A recent Elon University Poll revealed North Carolinians’ collegiate basketball preference correlates with one’s presidential choice. The majority of North Carolina State fans supported Republican presidential candidate Mitt Romney while those who support University of North Carolina-Chapel Hill’s team favor President Barack Obama and Duke University supporters are nearly divided, according to the poll conducted Oct. 21-26.
Elon University was not included in the results because the number of respondents who identified as Phoenix fans produces too small of a sample size to yield conclusive results, according to Kenneth Fernandez, director of the Elon University Poll. Nevertheless, from observation of the Elon community, Fernandez and students have largely determined the campus is divided on the political spectrum.
“A private school attracts people from higher socioeconomic background,” Fernandez said. “They’re concerned about the size of government, they’re looking for jobs very soon and concerned about the economy. Mitt Romney has been seen as a better candidate to handle that issue.”
But Obama typically attracts votes from the younger demographic, leading Fernandez to predict the Elon community to be evenly split between the contenders, he said.
“I think because of economic background people are economically more conservative,” said senior Brittany Woodard.

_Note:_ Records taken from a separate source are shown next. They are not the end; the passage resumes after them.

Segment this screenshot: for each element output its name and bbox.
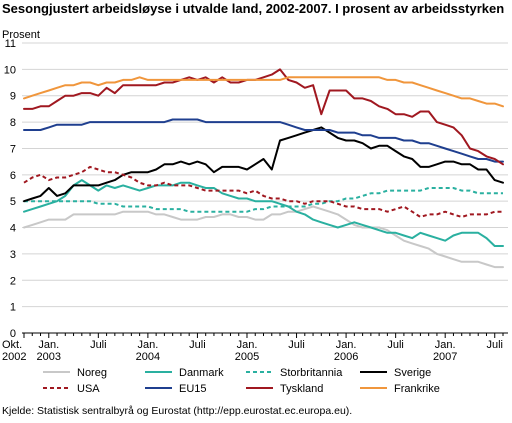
x-tick-label: Jan. (137, 339, 158, 351)
legend-label-frankrike: Frankrike (394, 383, 440, 395)
y-tick-label: 8 (10, 117, 16, 129)
y-tick-label: 4 (10, 223, 16, 235)
y-tick-label: 6 (10, 170, 16, 182)
x-tick-label: Juli (486, 339, 503, 351)
series-line-noreg (23, 205, 504, 269)
x-tick-label: 2004 (136, 351, 160, 363)
x-tick-label: Jan. (237, 339, 258, 351)
legend-label-eu15: EU15 (179, 383, 207, 395)
y-tick-label: 3 (10, 249, 16, 261)
x-tick-label: Jan. (435, 339, 456, 351)
legend-label-usa: USA (77, 383, 100, 395)
series-line-danmark (23, 179, 504, 247)
y-tick-label: 9 (10, 91, 16, 103)
series-line-sverige (23, 126, 504, 203)
y-tick-label: 5 (10, 196, 16, 208)
y-tick-label: 2 (10, 275, 16, 287)
y-tick-label: 0 (10, 328, 16, 340)
legend-label-tyskland: Tyskland (280, 383, 323, 395)
y-axis-label: Prosent (2, 29, 40, 41)
x-tick-label: Jan. (38, 339, 59, 351)
series-line-tyskland (23, 68, 504, 166)
source-note: Kjelde: Statistisk sentralbyrå og Eurost… (2, 405, 353, 417)
chart-title: Sesongjustert arbeidsløyse i utvalde lan… (2, 1, 505, 16)
legend-label-danmark: Danmark (179, 367, 224, 379)
x-tick-label: Juli (189, 339, 206, 351)
y-tick-label: 10 (4, 64, 16, 76)
series-line-storbritannia (24, 187, 503, 213)
x-tick-label: 2002 (2, 351, 26, 363)
legend-label-noreg: Noreg (77, 367, 107, 379)
x-tick-label: Juli (288, 339, 305, 351)
series-line-usa (23, 165, 503, 218)
legend-label-storbritannia: Storbritannia (280, 367, 343, 379)
y-tick-label: 11 (5, 38, 16, 50)
x-tick-label: Juli (90, 339, 107, 351)
x-tick-label: 2007 (433, 351, 457, 363)
x-tick-label: 2006 (334, 351, 358, 363)
series-line-frankrike (23, 76, 504, 108)
x-tick-label: 2005 (235, 351, 259, 363)
x-tick-label: Jan. (336, 339, 357, 351)
y-tick-label: 1 (10, 302, 16, 314)
x-tick-label: Okt. (2, 339, 22, 351)
x-tick-label: 2003 (37, 351, 61, 363)
series-line-eu15 (23, 118, 504, 163)
y-tick-label: 7 (10, 143, 16, 155)
x-tick-label: Juli (387, 339, 404, 351)
legend-label-sverige: Sverige (394, 367, 431, 379)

But debates regarding Chick-fil-A’s presence on campus demonstrated students with both liberal and conservative beliefs occupy campus, she said.

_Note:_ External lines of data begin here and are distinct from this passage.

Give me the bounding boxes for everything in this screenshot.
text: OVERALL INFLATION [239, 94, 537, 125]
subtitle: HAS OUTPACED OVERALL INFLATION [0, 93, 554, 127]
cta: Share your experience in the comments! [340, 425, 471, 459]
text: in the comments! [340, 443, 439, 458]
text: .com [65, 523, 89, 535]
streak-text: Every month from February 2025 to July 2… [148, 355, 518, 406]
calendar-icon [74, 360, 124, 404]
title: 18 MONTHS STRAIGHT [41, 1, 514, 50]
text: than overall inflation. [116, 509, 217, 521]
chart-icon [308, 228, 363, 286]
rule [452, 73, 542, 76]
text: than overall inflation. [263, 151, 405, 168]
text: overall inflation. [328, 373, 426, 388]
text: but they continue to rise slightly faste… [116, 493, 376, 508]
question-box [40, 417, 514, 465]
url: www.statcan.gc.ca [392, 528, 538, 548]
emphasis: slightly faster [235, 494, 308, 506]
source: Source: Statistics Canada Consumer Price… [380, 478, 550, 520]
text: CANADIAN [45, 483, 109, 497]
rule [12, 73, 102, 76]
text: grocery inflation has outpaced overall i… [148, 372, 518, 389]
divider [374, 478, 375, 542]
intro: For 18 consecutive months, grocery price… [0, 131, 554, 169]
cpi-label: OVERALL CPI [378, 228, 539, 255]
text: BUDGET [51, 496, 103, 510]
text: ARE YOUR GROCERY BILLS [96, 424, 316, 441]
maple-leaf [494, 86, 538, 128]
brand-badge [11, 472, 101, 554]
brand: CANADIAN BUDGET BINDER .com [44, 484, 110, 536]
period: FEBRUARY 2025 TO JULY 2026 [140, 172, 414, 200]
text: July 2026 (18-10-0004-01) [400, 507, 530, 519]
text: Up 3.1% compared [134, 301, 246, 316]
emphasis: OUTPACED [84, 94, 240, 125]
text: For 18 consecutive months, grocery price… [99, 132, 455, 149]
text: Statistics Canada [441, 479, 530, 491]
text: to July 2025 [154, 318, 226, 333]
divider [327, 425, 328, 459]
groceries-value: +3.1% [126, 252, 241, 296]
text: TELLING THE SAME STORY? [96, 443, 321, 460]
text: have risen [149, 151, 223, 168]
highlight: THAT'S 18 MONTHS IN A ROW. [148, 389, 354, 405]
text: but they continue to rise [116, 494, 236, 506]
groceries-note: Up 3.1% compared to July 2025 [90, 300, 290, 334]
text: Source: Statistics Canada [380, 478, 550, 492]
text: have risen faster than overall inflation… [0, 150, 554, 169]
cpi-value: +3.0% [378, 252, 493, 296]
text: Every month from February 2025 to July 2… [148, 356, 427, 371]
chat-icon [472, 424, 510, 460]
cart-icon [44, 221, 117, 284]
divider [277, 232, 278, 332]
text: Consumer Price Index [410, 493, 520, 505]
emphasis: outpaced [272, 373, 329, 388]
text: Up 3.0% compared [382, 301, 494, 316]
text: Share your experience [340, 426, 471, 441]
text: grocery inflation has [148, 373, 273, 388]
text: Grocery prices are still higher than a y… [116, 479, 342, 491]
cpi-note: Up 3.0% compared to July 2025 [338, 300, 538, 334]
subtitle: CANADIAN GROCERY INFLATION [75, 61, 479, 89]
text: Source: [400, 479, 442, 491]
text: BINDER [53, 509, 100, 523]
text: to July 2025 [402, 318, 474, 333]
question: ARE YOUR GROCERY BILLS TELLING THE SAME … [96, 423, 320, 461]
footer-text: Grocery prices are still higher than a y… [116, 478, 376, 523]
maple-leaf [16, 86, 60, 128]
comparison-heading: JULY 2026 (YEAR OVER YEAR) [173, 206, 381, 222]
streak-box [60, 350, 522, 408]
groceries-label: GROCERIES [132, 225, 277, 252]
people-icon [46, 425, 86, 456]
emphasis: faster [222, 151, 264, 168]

Furthermore, discussions in class and among friends have indicated a division in support for the presidential candidates. Junior Nick Schneider said he observed a discrepancy between the political views of his friends and those expressed in class, indicating a variety of views present at Elon.
“Half of my friend group will always talk about Romney’s points and his support, and I will go to class, and most of my classmates are Obama supporters,” Schneider said.
He attributed the diversity of opinions to Elon’s classification as a private school.
While freshman Elizabeth Cozine acknowledged that political ideologies are not strictly divided geographically, the representation of both northern and southern states on campus contributes to the development of the bipartisan atmosphere, she said.
“A lot of people from the north are attracted to the school, and a lot of northern states vote democratic in the Electoral College,” she said. “But at the same time, you have a lot of southern people who do attend the school, and a lot of southern people do identify with conservative views.”
Fernandez applied a similar rationale to the political division within Duke’s fan base. The university’s fan base extends beyond the North Carolina population, generating support from individuals across the country, he said.
“There are so many people who like Duke because it’s been so successful, so it spans partisanship,” Fernandez said.